What did Theofanidis, Beethoven and Mahler have in common in the last concert?
It might have just been one of my amusing games popping up at the end of a concert. Still I found it interesting that Beethoven’s ‘First Piano Concerto’ was paired up with Mahler’s ‘First Symphony’ and a performance of a recent work by Theofanidis’ ‘Rainbow Body’. In a way, a concert of "introductions".
Beethoven and Mahler were so young (just 25!) when they composed and introduced these pieces to a somewhat puzzled public.

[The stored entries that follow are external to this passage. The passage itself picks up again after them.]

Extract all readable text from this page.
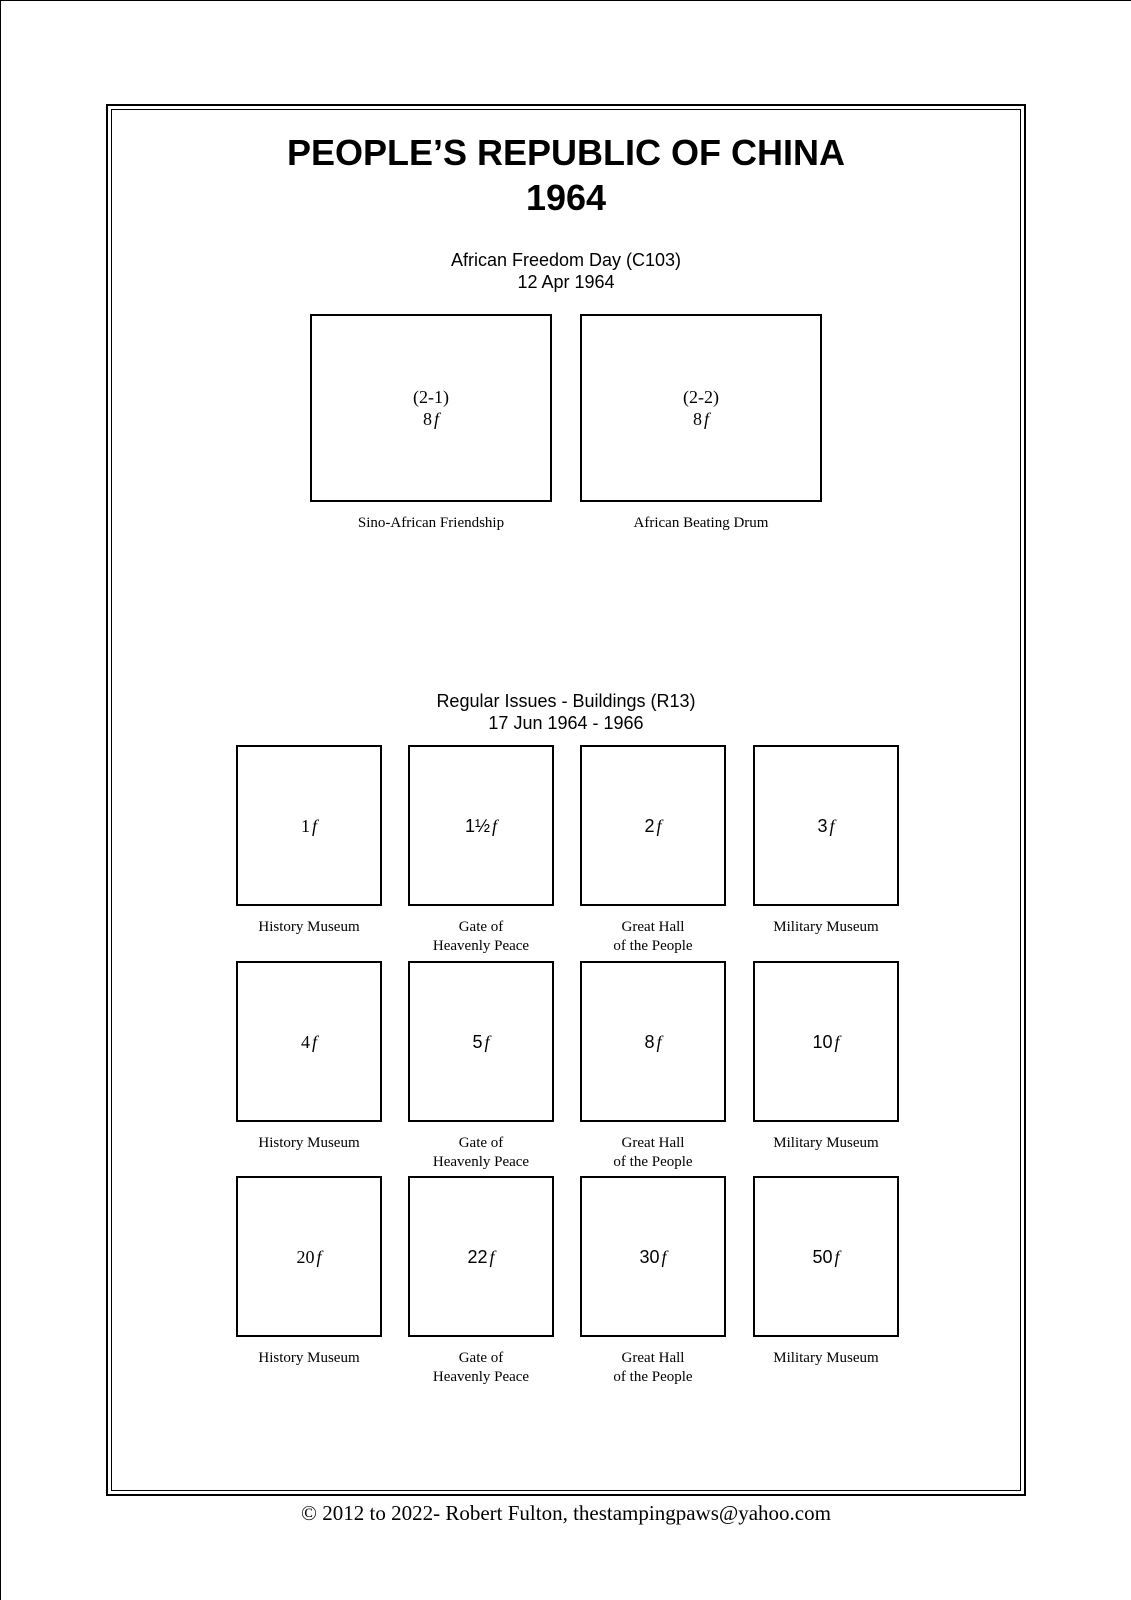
PEOPLE’S REPUBLIC OF CHINA
1964
African Freedom Day (C103)
12 Apr 1964
(2-1)
8 f
Sino-African Friendship
(2-2)
8 f
African Beating Drum
Regular Issues - Buildings (R13)
17 Jun 1964 - 1966
1 f
History Museum
1½ f
Gate of
Heavenly Peace
2 f
Great Hall
of the People
3 f
Military Museum
4 f
History Museum
5 f
Gate of
Heavenly Peace
8 f
Great Hall
of the People
10 f
Military Museum
20 f
History Museum
22 f
Gate of
Heavenly Peace
30 f
Great Hall
of the People
50 f
Military Museum
© 2012 to 2022- Robert Fulton, thestampingpaws@yahoo.com
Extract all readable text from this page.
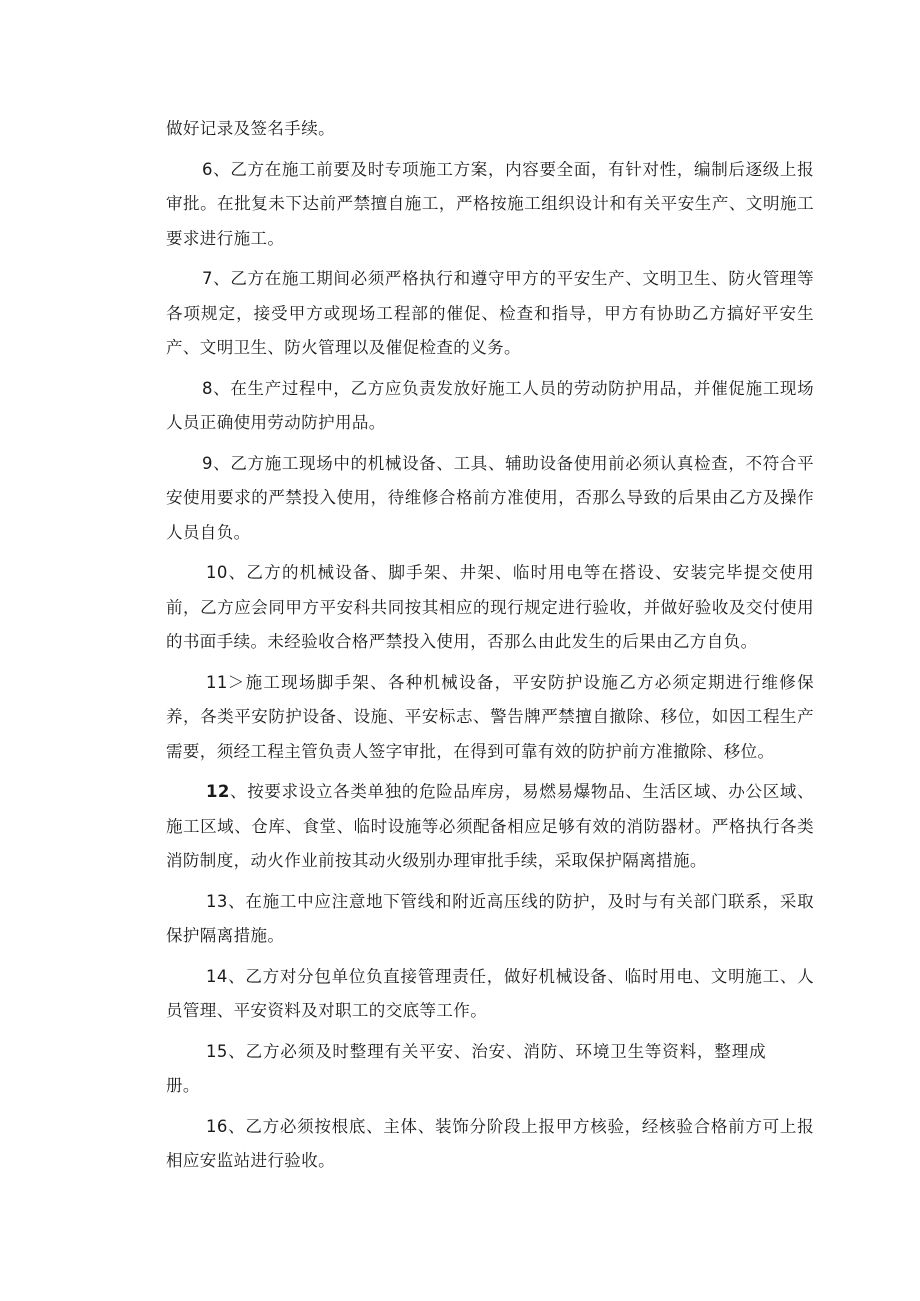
做好记录及签名手续。

6、乙方在施工前要及时专项施工方案，内容要全面，有针对性，编制后逐级上报审批。在批复未下达前严禁擅自施工，严格按施工组织设计和有关平安生产、文明施工要求进行施工。

7、乙方在施工期间必须严格执行和遵守甲方的平安生产、文明卫生、防火管理等各项规定，接受甲方或现场工程部的催促、检查和指导，甲方有协助乙方搞好平安生产、文明卫生、防火管理以及催促检查的义务。

8、在生产过程中，乙方应负责发放好施工人员的劳动防护用品，并催促施工现场人员正确使用劳动防护用品。

9、乙方施工现场中的机械设备、工具、辅助设备使用前必须认真检查，不符合平安使用要求的严禁投入使用，待维修合格前方准使用，否那么导致的后果由乙方及操作人员自负。

10、乙方的机械设备、脚手架、井架、临时用电等在搭设、安装完毕提交使用前，乙方应会同甲方平安科共同按其相应的现行规定进行验收，并做好验收及交付使用的书面手续。未经验收合格严禁投入使用，否那么由此发生的后果由乙方自负。

11＞施工现场脚手架、各种机械设备，平安防护设施乙方必须定期进行维修保养，各类平安防护设备、设施、平安标志、警告牌严禁擅自撤除、移位，如因工程生产需要，须经工程主管负责人签字审批，在得到可靠有效的防护前方准撤除、移位。

12、按要求设立各类单独的危险品库房，易燃易爆物品、生活区域、办公区域、施工区域、仓库、食堂、临时设施等必须配备相应足够有效的消防器材。严格执行各类消防制度，动火作业前按其动火级别办理审批手续，采取保护隔离措施。

13、在施工中应注意地下管线和附近高压线的防护，及时与有关部门联系，采取保护隔离措施。

14、乙方对分包单位负直接管理责任，做好机械设备、临时用电、文明施工、人员管理、平安资料及对职工的交底等工作。

15、乙方必须及时整理有关平安、治安、消防、环境卫生等资料，整理成册。

16、乙方必须按根底、主体、装饰分阶段上报甲方核验，经核验合格前方可上报相应安监站进行验收。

Beethoven, although "Mozartian" at the start of his Concerto,
moved into his own musical language, slow & gentle but with a fiery
finish. Still, how "innocent" this music is compared to his ‘Fifth Piano Concerto: The Emperor’, composed 24 years later… I am almost sure that I heard ‘The Emperor’ first. I think that when it comes to Beethoven, we usually "get the peak" of his music. How delightful it was listening to Yefim Bronfman’s charming performance of the young composer who was not yet known as the "giant of calssical music".
Mahler’s ‘First Symphony’ is heard quite often
nowadays. It was not "shocking" any more and we "don’t care" if a
symphony does not adhere to its established form. I have heard this
Symphony so many times and always loved it. Still, in that concert
there was "a first" for me. I have never heard it played so slow…
This music which always sounds to me as a fairy tale, sounded even more
magical under the baton of Peter Oundijan. Following the concert I had the pleasure (with other fellow bloggers) of meeting the conductor. Yes, the orchestra played it 4 minutes longer than the "normal duration". Fifty nine minutes instead of fifty five… and what a difference it made!
That the PSO, which I am sure, knows this symphony "by heart", was
following a much slower tempo and sounded great is a testimony to its
versatility. It might have been "a first" for the PSO as well.
Christopher Theofanidis’ ‘Rainbow Body’ was "my
first" on several levels. It was the very first time I Heard it &
it was just the second time that graphical images (pictures of dying stars
taken by the Hubble telescope) were screened while the piece was
performed. ‘Rainbow Body’, as introduced by the composer at a meeting of the "Friends of the PSO"
a couple of days earlier, was influenced by two sources as far apart as
we can imagine: a German chant from the Thirteenth Century and a Tibetan
maxim about the belief of the transformation of death into cosmic
energy & light. The music conveyed both: starting with delicate
sounds resembling Christian chants from the middle ages and developing
into energetic, sometime even violent reverberations. The "slide show",
however, did not add to my musical experience. The changing slides on
the huge screen did not corrispond to the flow of the music. Not only
that: pictures of tremendous energy & movement were "frozen in
time" while the music was alive… I felt almost as though it was an
after-thought. The music was enchanting and powerful. I did not gain
from the "real pictures".
I can’t imagine a world void of Beethoven and Mahler. Christopher Theofanidis
was in good company. I hope that in the future he will be known just by
his last name. Then he will join the giants & the stars.